If you will use the Qt containers together with the Qt framework, you will get a few other advantages:

  • Qt containers are streamable by default with QDataStream. This means that you only have to write a streaming operator for your user defined contained type.
  • They are used extensively in Qt’s API. If you use STL containers you will almost certainly have to make conversions.
  • Some signal slots connections copy their parameters. Since the Qt containers use COW, copying them is less costly.
  • You can use Q_FOREACH with Qt containers. Since Q_FOREACH does a copy of the target container, it would be too expensive to use with the STL.

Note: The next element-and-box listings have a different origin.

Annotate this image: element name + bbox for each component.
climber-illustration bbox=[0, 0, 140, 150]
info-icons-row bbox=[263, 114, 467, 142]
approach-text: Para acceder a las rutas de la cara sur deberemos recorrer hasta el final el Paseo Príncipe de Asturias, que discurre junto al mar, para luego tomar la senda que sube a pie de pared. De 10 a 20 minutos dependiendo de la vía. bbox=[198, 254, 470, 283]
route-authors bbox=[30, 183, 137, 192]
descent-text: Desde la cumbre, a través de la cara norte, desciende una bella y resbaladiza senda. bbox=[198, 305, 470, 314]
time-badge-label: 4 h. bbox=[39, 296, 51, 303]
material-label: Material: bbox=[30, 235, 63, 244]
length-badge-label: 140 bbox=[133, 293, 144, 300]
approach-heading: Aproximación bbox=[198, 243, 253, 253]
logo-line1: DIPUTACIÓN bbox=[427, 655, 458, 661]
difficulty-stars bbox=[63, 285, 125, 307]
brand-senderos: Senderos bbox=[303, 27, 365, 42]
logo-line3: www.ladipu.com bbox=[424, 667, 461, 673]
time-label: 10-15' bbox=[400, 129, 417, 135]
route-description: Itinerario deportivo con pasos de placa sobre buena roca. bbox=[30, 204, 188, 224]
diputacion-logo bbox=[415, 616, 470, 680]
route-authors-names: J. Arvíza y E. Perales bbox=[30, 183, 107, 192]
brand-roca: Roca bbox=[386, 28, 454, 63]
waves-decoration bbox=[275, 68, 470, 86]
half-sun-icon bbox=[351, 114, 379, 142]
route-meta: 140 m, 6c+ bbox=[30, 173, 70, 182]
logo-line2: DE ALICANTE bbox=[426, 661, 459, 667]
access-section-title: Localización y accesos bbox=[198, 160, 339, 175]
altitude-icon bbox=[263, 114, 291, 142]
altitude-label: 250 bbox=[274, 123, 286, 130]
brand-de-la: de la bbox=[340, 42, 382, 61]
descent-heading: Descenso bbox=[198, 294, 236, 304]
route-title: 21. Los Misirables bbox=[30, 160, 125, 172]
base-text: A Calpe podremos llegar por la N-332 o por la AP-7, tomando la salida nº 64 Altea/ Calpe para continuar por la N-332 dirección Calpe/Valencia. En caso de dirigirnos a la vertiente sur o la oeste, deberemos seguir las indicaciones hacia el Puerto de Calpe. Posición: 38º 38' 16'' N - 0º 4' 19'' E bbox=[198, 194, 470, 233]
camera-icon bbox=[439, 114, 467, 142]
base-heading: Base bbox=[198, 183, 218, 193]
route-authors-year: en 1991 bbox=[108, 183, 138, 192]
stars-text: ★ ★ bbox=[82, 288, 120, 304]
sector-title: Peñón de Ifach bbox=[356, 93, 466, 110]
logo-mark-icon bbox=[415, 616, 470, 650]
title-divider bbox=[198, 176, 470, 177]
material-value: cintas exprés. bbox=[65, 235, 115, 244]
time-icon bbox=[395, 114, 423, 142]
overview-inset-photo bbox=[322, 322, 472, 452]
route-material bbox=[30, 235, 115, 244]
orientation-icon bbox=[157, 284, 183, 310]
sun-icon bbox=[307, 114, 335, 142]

My opinion is that the biggest advantage of the QTL is that it has the same implementation (including binary compatibility) on all OSes supported by Qt.  Some STL implementations might be below par when it comes to performance or they might be missing functionality. Some platforms don’t even have an STL! On the other hand, the STL is more customizable and is available in its entirety in header files… Like I said, there is no clear winner.

Strings

When deciding about using QString instead of std::(w)string, there are few points to consider:

  • QString scores a lot higher than std::basic_string when it comes to usability.
  • It offers Unicode support.
  • It lives in a dll/so, which means that whole program optimizations won’t be available. This can be worked around by linking with Qt statically, but the static vs dynamic debate is quite complicated and a decision has wider reaching effects.
  • Doesn’t allow customization through character traits or custom allocators. In fact, QString is a regular class, not a template and it can easily be forward declared.

Personally, I almost always use QString if I’m using Qt. I originally used conversion helpers to avoid a deep Qt dependency, but unless most of your program is Qt-free, it’s not worth it to use both QString and std::string.

Not a drop in replacement

Qt containers are STL-compatibile in the way that they provide iterators that match the STL algorithm library and the container interfaces mimic the STL ones. In addition to this, there’s an STL compatibility mode that allows you to directly convert to and from a STL container when you’re working with its Qt counterpart. e.g: QVector::toStdVector

Even so, you can’t swap between Qt and STL containers as easily as replacing a type definition:

  • QVector::at doesn’t do range checking besides an assert.
  • QList provides index-based access and is more similar to a std::deque. QLinkedList is probably the closes thing to std::list.
  • There are no constBegin, constEnd, constFind, etc functions in the STL. You might not easily be able to take advantage of Qt’s COW implementation.
  • The QMap and QMultiMap interfaces differ from the std::map and std::multimap ones. In particular, there’s no equal_range function.
  • Qt containers can’t be parametrized with an allocator.

Smart pointers

Thiago Maceira from Nokia/ex-Trolltech has done an excellent summary of the Qt smart pointers. If you read this summary, you’ll know 99% of what’s to know about Qt’s smart pointers.

I have added only a few observations from experience:

  • Unfortunately TR1 is not as wide spread as I would like at this point and I find it much easier to use the Qt shared pointer instead of introducing a large Boost dependency in a project.
  • QScopedPointer supports d-pointers and custom deleters. AFAIK, neither scoped_ptr nor auto_ptr do.